Title: Upgrading of bio-oil: From biofuel to biocarbon
Abstract: Bio-oil is a condensable liquid from pyrolysis of biomass, which is regarded as the feedstock for the production of chemicals and biofuels. Bio-oil itself is a mixture of organic compounds, which can be converted into value-added chemicals and biofuels via the process such as distillation, acid-catalysis and/or hydrogenation. In addition, bio-oil could also be converted into biofuels via hydrotreatment. In these processes, a common issue is the formation of coke from the polymerization or cracking of the organics in bio-oil, which is a bottle-neck issue in the utilization of bio-oil. Based on our previous work on the understanding of the mechanism for the polymerization of the main organic components in bio-oil, we propose that bio-oil can also be a feedstock for the production of carbon materials.
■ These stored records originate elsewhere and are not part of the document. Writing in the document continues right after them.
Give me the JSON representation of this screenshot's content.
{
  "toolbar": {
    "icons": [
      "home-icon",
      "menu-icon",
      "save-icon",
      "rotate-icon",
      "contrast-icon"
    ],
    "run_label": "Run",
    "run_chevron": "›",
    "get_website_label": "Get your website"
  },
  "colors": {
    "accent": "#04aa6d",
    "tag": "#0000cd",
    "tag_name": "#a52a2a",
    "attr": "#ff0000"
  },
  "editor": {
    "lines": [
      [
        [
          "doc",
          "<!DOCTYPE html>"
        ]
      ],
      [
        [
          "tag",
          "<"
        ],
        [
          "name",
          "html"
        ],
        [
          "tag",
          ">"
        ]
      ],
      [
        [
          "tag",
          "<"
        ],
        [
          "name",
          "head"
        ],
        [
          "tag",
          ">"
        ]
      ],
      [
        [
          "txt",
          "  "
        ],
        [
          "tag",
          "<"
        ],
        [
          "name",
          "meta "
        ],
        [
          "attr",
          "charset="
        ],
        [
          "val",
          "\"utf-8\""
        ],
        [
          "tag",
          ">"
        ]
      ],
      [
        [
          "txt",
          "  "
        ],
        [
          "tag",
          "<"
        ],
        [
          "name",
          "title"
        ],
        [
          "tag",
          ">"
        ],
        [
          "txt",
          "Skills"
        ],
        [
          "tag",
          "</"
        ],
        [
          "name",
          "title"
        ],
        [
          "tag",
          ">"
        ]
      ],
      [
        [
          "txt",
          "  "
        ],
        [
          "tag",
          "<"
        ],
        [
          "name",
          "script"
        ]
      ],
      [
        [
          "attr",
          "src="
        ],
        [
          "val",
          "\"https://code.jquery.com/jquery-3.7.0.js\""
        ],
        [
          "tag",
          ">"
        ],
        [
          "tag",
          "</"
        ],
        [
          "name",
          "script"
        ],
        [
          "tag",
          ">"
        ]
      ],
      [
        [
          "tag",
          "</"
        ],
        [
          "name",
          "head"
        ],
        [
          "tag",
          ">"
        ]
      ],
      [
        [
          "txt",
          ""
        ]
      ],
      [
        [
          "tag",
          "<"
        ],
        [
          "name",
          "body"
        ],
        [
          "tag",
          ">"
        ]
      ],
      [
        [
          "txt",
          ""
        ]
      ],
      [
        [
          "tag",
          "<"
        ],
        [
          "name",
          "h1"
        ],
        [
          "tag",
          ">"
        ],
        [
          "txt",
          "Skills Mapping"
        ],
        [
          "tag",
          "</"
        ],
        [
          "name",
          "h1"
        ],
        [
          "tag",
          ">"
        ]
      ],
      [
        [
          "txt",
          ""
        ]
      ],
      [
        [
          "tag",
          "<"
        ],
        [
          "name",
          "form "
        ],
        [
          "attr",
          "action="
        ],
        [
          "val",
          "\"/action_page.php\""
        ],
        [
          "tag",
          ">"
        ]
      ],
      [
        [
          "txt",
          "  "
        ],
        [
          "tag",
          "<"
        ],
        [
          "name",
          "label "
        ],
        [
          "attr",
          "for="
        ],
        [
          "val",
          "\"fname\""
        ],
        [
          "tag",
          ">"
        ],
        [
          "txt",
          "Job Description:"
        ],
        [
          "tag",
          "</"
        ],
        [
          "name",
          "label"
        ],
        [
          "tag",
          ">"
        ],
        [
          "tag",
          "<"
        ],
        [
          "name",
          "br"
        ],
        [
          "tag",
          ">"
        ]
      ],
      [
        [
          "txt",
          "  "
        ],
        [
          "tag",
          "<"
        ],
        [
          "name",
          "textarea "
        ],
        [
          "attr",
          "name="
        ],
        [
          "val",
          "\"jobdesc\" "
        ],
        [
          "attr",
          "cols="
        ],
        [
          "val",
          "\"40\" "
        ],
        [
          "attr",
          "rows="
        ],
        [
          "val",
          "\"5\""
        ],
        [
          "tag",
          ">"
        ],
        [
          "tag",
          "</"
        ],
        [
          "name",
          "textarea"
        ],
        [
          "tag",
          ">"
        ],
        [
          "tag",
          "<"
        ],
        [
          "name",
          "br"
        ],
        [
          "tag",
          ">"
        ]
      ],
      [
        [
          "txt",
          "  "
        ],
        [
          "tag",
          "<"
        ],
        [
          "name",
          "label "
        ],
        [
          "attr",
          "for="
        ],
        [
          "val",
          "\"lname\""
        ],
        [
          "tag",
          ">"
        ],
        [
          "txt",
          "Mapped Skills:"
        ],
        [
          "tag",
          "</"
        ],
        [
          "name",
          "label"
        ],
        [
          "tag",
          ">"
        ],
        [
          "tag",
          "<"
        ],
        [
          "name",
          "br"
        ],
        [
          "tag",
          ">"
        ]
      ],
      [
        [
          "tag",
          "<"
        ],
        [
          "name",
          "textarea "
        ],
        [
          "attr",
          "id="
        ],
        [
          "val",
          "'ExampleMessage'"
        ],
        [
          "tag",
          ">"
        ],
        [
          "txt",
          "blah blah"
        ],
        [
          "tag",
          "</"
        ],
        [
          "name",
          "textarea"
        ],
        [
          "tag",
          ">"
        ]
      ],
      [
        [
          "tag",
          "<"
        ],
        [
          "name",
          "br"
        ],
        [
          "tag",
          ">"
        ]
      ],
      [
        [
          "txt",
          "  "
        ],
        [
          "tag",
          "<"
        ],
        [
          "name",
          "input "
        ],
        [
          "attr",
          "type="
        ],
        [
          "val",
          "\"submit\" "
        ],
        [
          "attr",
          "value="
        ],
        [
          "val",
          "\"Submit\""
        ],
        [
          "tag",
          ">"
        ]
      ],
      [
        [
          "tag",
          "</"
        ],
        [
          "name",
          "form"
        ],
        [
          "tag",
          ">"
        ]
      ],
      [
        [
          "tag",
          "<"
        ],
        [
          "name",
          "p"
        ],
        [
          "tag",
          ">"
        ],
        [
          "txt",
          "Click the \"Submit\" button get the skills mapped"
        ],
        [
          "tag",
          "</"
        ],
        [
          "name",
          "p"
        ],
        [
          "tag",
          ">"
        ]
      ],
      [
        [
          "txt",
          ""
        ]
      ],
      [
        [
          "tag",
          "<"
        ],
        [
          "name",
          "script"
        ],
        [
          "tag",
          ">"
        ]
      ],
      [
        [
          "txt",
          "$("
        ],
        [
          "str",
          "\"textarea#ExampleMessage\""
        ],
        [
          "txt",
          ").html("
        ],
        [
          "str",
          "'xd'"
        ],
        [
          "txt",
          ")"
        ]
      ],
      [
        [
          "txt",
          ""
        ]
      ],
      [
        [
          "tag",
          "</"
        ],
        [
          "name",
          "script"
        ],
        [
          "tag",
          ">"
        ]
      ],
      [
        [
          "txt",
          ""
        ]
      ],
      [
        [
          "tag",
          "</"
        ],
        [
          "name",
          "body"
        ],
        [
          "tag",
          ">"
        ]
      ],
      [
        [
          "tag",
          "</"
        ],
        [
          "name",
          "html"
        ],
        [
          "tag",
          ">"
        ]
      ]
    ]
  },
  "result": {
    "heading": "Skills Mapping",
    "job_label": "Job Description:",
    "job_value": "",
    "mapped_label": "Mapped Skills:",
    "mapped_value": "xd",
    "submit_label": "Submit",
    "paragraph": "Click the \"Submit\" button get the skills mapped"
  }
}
A process for the polymerization of the organics in bio-oil on the surface of biochar with the aid of the polymerization agent such as furfural is proposed, via which a high yield of carbon material could be produced. This approach expands the application of bio-oil as the feedstock for the production of not only chemicals and biofuels, but also carbon materials.